The results reveal that vigorous, moderate and light exercisers are significantly more likely to say than non-exercisers, “I had a good night’s sleep” every night or almost every night. Also, more than three-fourths of exercisers say that their sleep quality was very good or fairly good in the past two weeks, compared to slightly more than one-half of non-exercisers. The phrase, ‘sleeping like a baby’ seems apt here since babies play and move around all day and enjoy sound sleep at night.

What could be stopping you from exercising

It is important that we use up the energy that we collect in our body by eating food. When the stored energy is not used up, we tend to feel heavy or unable to experience good sleep.

A widely employed excuse for not exercising or engaging in any physical activity is that we have too many ‘at your door-
step’ and ‘just-a-click-away’ services that don’t require us to spend any physical energy. One of the perils of the 21st century is also the advent of online shopping. Until now, shopping was one thing that required us to step out of our homes and get some movement but with online shopping we seem to be gradually losing this reason too.

Lack of exercise may also be a major contributor to the agony of sleep related illnesses, the commonest one being sleep apnoea. Christopher Kline, PhD, NSF says, “People with sleep apnoea are often overweight and exercise must be part of the treatment. The poll data suggests that the risk of sleep apnoea in exercisers is half that of non-exercisers.”

In another study, the American Academy of Sleep Medicine [2008] has suggested that moderate exercise aids in releasing bodily tension, which in turn, contributes to a drop in body temperature and hence helps people suffering from insomnia fall asleep and stay asleep for a long duration.

And now for the most pertinent question. How does one make time for exercising?

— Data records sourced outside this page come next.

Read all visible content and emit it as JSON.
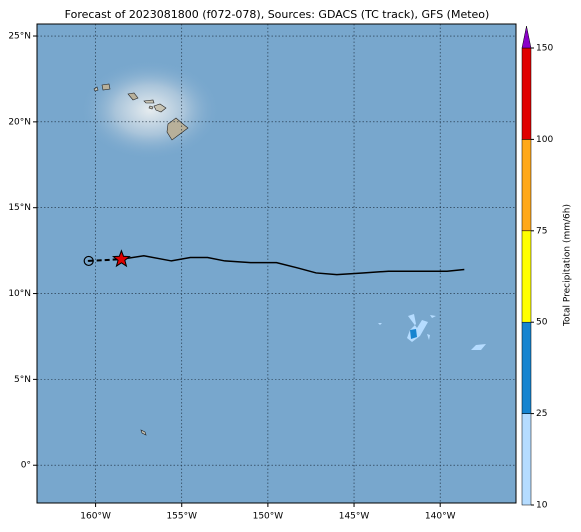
{
  "chart_data": {
    "type": "map",
    "title": "Forecast of 2023081800 (f072-078), Sources: GDACS (TC track), GFS (Meteo)",
    "xlim": [
      -163.4,
      -135.6
    ],
    "ylim": [
      -2.2,
      25.7
    ],
    "xticks": [
      {
        "value": -160,
        "label": "160°W"
      },
      {
        "value": -155,
        "label": "155°W"
      },
      {
        "value": -150,
        "label": "150°W"
      },
      {
        "value": -145,
        "label": "145°W"
      },
      {
        "value": -140,
        "label": "140°W"
      }
    ],
    "yticks": [
      {
        "value": 0,
        "label": "0°"
      },
      {
        "value": 5,
        "label": "5°N"
      },
      {
        "value": 10,
        "label": "10°N"
      },
      {
        "value": 15,
        "label": "15°N"
      },
      {
        "value": 20,
        "label": "20°N"
      },
      {
        "value": 25,
        "label": "25°N"
      }
    ],
    "grid": true,
    "track": {
      "color": "#000000",
      "star_color": "#e00000",
      "x": [
        -160.4,
        -158.5,
        -157.2,
        -155.6,
        -154.5,
        -153.5,
        -152.5,
        -151,
        -149.5,
        -148.3,
        -147.2,
        -146,
        -144.5,
        -143,
        -141,
        -139.6,
        -138.6
      ],
      "y": [
        11.9,
        12.0,
        12.2,
        11.9,
        12.1,
        12.1,
        11.9,
        11.8,
        11.8,
        11.5,
        11.2,
        11.1,
        11.2,
        11.3,
        11.3,
        11.3,
        11.4
      ]
    },
    "colorbar": {
      "label": "Total Precipitation (mm/6h)",
      "ticks": [
        10,
        25,
        50,
        75,
        100,
        150
      ],
      "colors": [
        "#b5dcff",
        "#1684d0",
        "#ffff00",
        "#ffa81a",
        "#e00000"
      ],
      "extend_color": "#8a00c8"
    }
  }
}
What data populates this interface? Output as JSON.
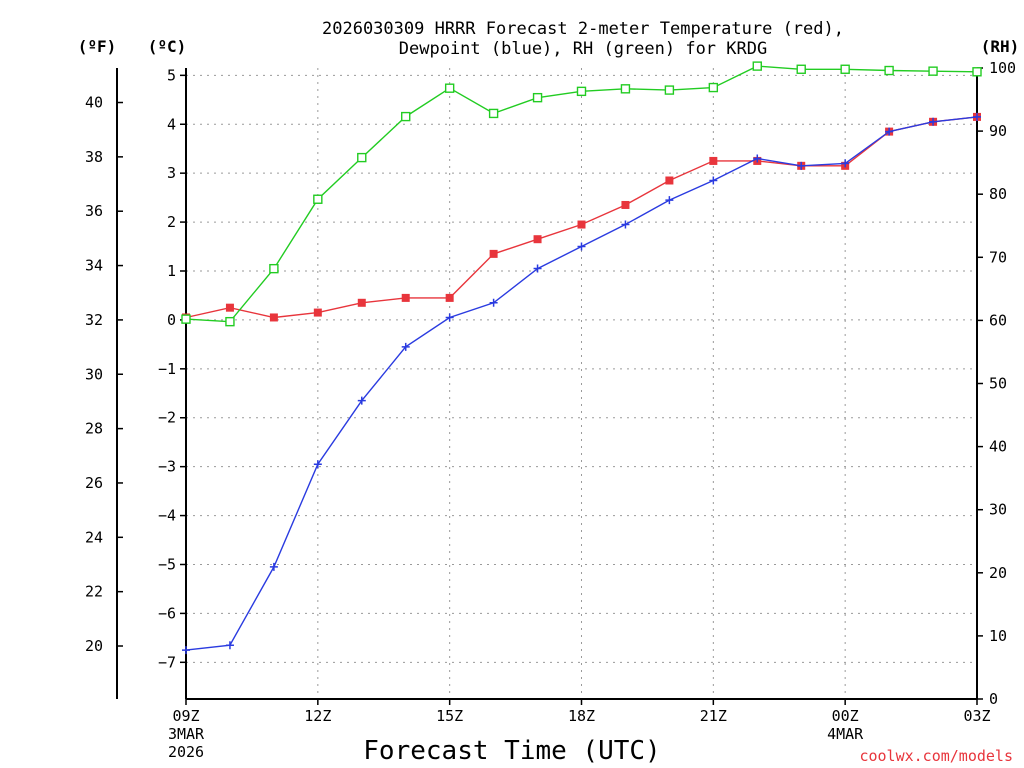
{
  "chart_data": {
    "type": "line",
    "title_line1": "2026030309 HRRR Forecast 2-meter Temperature (red),",
    "title_line2": "Dewpoint (blue), RH (green) for KRDG",
    "unit_f": "(ºF)",
    "unit_c": "(ºC)",
    "unit_rh": "(RH)",
    "xlabel": "Forecast Time (UTC)",
    "credit": "coolwx.com/models",
    "x_hours": [
      0,
      1,
      2,
      3,
      4,
      5,
      6,
      7,
      8,
      9,
      10,
      11,
      12,
      13,
      14,
      15,
      16,
      17,
      18
    ],
    "x_range": [
      0,
      18
    ],
    "x_ticks": [
      {
        "hour": 0,
        "label": "09Z",
        "sub1": "3MAR",
        "sub2": "2026"
      },
      {
        "hour": 3,
        "label": "12Z"
      },
      {
        "hour": 6,
        "label": "15Z"
      },
      {
        "hour": 9,
        "label": "18Z"
      },
      {
        "hour": 12,
        "label": "21Z"
      },
      {
        "hour": 15,
        "label": "00Z",
        "sub1": "4MAR"
      },
      {
        "hour": 18,
        "label": "03Z"
      }
    ],
    "ylim_c": [
      -7.75,
      5.15
    ],
    "ylim_f_label_range": [
      20,
      40
    ],
    "ylim_rh": [
      0,
      100
    ],
    "c_ticks": [
      "5",
      "4",
      "3",
      "2",
      "1",
      "0",
      "−1",
      "−2",
      "−3",
      "−4",
      "−5",
      "−6",
      "−7"
    ],
    "f_ticks": [
      "40",
      "38",
      "36",
      "34",
      "32",
      "30",
      "28",
      "26",
      "24",
      "22",
      "20"
    ],
    "rh_ticks": [
      "100",
      "90",
      "80",
      "70",
      "60",
      "50",
      "40",
      "30",
      "20",
      "10",
      "0"
    ],
    "series": [
      {
        "name": "Temperature",
        "axis": "c",
        "color": "#e8353c",
        "marker": "filled-square",
        "values": [
          0.05,
          0.25,
          0.05,
          0.15,
          0.35,
          0.45,
          0.45,
          1.35,
          1.65,
          1.95,
          2.35,
          2.85,
          3.25,
          3.25,
          3.15,
          3.15,
          3.85,
          4.05,
          4.15
        ]
      },
      {
        "name": "Dewpoint",
        "axis": "c",
        "color": "#2a3be0",
        "marker": "plus",
        "values": [
          -6.75,
          -6.65,
          -5.05,
          -2.95,
          -1.65,
          -0.55,
          0.05,
          0.35,
          1.05,
          1.5,
          1.95,
          2.45,
          2.85,
          3.3,
          3.15,
          3.2,
          3.85,
          4.05,
          4.15
        ]
      },
      {
        "name": "RH",
        "axis": "rh",
        "color": "#22cc22",
        "marker": "open-square",
        "values": [
          60.2,
          59.8,
          68.2,
          79.2,
          85.8,
          92.3,
          96.8,
          92.8,
          95.3,
          96.3,
          96.7,
          96.5,
          96.9,
          100.3,
          99.8,
          99.8,
          99.6,
          99.5,
          99.4
        ]
      }
    ]
  }
}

Adding a mere 10 minutes walk to your daily routine can do you significant good and then, slowly, you may raise the time limit as per your convenience.

These 10 minutes can be squeezed in by ditching your cab to your workplace, taking the stairs to your house, or a morning/evening walk—anything that pleases you.

The reward of the effort will be the sweet sleep you get, night after night.

Some practices you can follow for a good sleep

  • Eat a light dinner and try to keep a gap of a minimum of two hours between your dinner time and bed time. If you feel hungry, have half a glass of warm milk before sleeping.
  • Do not exercise right before your bed time.
  • Choose calming colours in your bedroom for the bed sheets, pillow covers and curtains.
  • Do not expose yourself to too much light while going to bed; preferably put your phone away from your bed.
  • Take a warm shower before you hit the bed, it relaxes your muscles.
  • If you are going through a stressful time , remind yourself at bedtime that with a good night’s sleep you can look at issues with a new perspective. As you exhale, release the tensions and worries.
  • Create a bedtime routine, go to bed and wake up at a fixed hour.